“She’s just about to close up the library!”

Jennifer wrote at reel-librarians.com on 21.9.11:

“It’s a wonderful movie, truly. It’s a Wonderful Life…a personal favorite for many, especially as a TV staple at Christmas… The director, Frank Capra, is in top form, as is James Stewart, who displays devastating depth as George Bailey, an ordinary man who aches to be extraordinary. Both deservedly earned Oscar nominations, out of 5 total, including Best Picture.

In the film’s nightmarish second half, George gets a rare second chance to see how life would have been without his presence…And I still find tears in my eyes toward the end when everyone chips in to save good ol’ George Bailey, and when James Stewart whispers, “Attaboy, Clarence” and winks after the bell rings on the Christmas tree…

But…. how do you solve a problem like Mary?

Mary is George’s wife and one true love, played with intelligence and warmth by Donna Reed…Throughout the nightmare he witnesses in the second half — his brother dying, his mother withdrawing into a bitter old woman — it is the scene with his wife that finally gets to him, that breaks him.

And what does Mary become if George is out of the picture? A Spinster Librarian! Sigh.

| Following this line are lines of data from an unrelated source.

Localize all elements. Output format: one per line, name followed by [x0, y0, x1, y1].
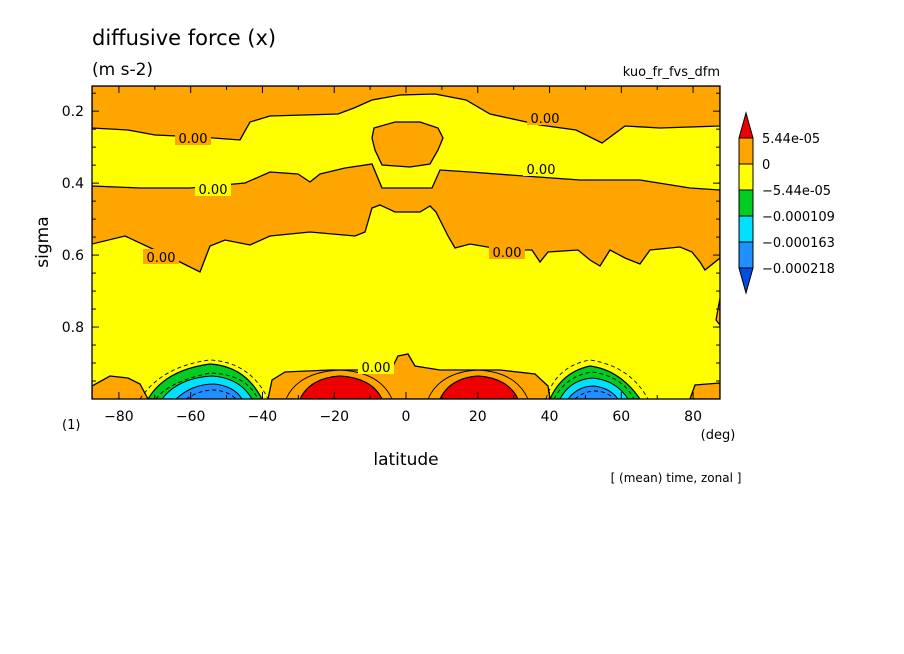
orange-band-mid	[92, 163, 720, 273]
colorbar-label: −0.000109	[762, 210, 835, 225]
colorbar-arrow-top	[738, 111, 754, 139]
colorbar-label: −0.000218	[762, 262, 835, 277]
colorbar-segment	[738, 241, 754, 269]
colorbar-label: 0	[762, 158, 770, 173]
x-tick-label: 20	[469, 409, 487, 425]
x-tick-label: −80	[104, 409, 134, 425]
run-id: kuo_fr_fvs_dfm	[623, 65, 720, 80]
x-tick-label: 0	[402, 409, 411, 425]
panel-label: (1)	[62, 418, 80, 433]
x-tick-label: −20	[319, 409, 349, 425]
colorbar-segment	[738, 137, 754, 165]
negative-region-south	[139, 359, 269, 399]
x-tick-label: 40	[541, 409, 559, 425]
orange-bubble-equator	[371, 121, 444, 168]
contour-label: 0.00	[147, 251, 176, 266]
contour-label: 0.00	[493, 246, 522, 261]
y-tick-label: 0.6	[62, 248, 84, 264]
x-tick-label: 60	[612, 409, 630, 425]
x-axis: −80 −60 −40 −20 0 20 40 60 80	[104, 86, 702, 425]
y-tick-label: 0.4	[62, 176, 84, 192]
y-axis: 0.2 0.4 0.6 0.8	[62, 92, 720, 382]
y-tick-label: 0.8	[62, 320, 84, 336]
contour-label: 0.00	[362, 361, 391, 376]
colorbar-label: 5.44e-05	[762, 132, 820, 147]
x-tick-label: −60	[176, 409, 206, 425]
colorbar: 5.44e-05 0 −5.44e-05 −0.000109 −0.000163 −0.0…	[738, 111, 835, 295]
orange-band-bottom	[92, 353, 720, 399]
positive-max-north	[427, 369, 529, 399]
colorbar-segment	[738, 189, 754, 217]
colorbar-segment	[738, 215, 754, 243]
x-axis-label: latitude	[373, 450, 438, 470]
contour-labels: 0.00 0.00 0.00 0.00 0.00 0.00 0.00	[143, 110, 563, 376]
plot-area: 0.00 0.00 0.00 0.00 0.00 0.00 0.00	[92, 86, 720, 399]
x-tick-label: 80	[684, 409, 702, 425]
footer-note: [ (mean) time, zonal ]	[611, 471, 742, 485]
negative-region-north	[545, 359, 649, 399]
contour-label: 0.00	[199, 183, 228, 198]
positive-max-south	[285, 369, 393, 399]
contour-label: 0.00	[531, 112, 560, 127]
contour-label: 0.00	[527, 163, 556, 178]
y-tick-label: 0.2	[62, 104, 84, 120]
colorbar-arrow-bottom	[738, 267, 754, 295]
chart-title: diffusive force (x)	[92, 26, 276, 50]
colorbar-label: −0.000163	[762, 236, 835, 251]
colorbar-label: −5.44e-05	[762, 184, 831, 199]
contour-label: 0.00	[179, 132, 208, 147]
y-axis-label: sigma	[33, 216, 53, 267]
x-axis-unit: (deg)	[701, 428, 736, 443]
x-tick-label: −40	[248, 409, 278, 425]
colorbar-segment	[738, 163, 754, 191]
chart-units: (m s-2)	[92, 60, 153, 80]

Her scene as the Spinster Librarian is only about 30 seconds long, but that image continues to haunt librarians…without George, she suddenly loses her sense of style?!… She is so covered up, almost hiding, with the hat and the gloves and the buttoned-up clothes. This image is the stereotypical prototype for all Spinster Librarians. This does make sense, as the Spinster Librarian is one of the character types that heavily rely on stereotypical visual cues:  the severe hairstyle, glasses, and prim clothing.

But worse than that is the change in Mary’s personality. In the first half, she is warm and funny and sweet. In the second half, she has become shy, furtive, non-trusting, and scared of men. A typical Spinster Librarian, right? (Sigh.) Mary clutches her purse, and finally screams and faints when he declares her to be his wife.

Clarence telegraphs the change in Mary:  “You’re not going to like it, George. She’s an old maid. She’s just about to close up the library!”

What’s so disturbing about this scene — again, only about 30 seconds long! — is the uncomfortable undertones of this scene (at least for librarians). That without men in our lives, the ultimate nightmare for women is… to become “old maid” librarians?! That if we get married, we are spared from this oh-so-terrible fate? Again, sigh.

I know this scene is taken to extremes for the sake of the plot. George is near breaking point, and he needs a shock to get him to appreciate life again. And Mary becoming an “old maid” highlights the point that they are each other’s true loves — that without the other, they are not truly whole. Plot-wise, this scene makes sense. But emotionally, as a librarian, it is hard to swallow.

So this movie will continue to be a personal favorite — but a personal favorite with an asterisk.”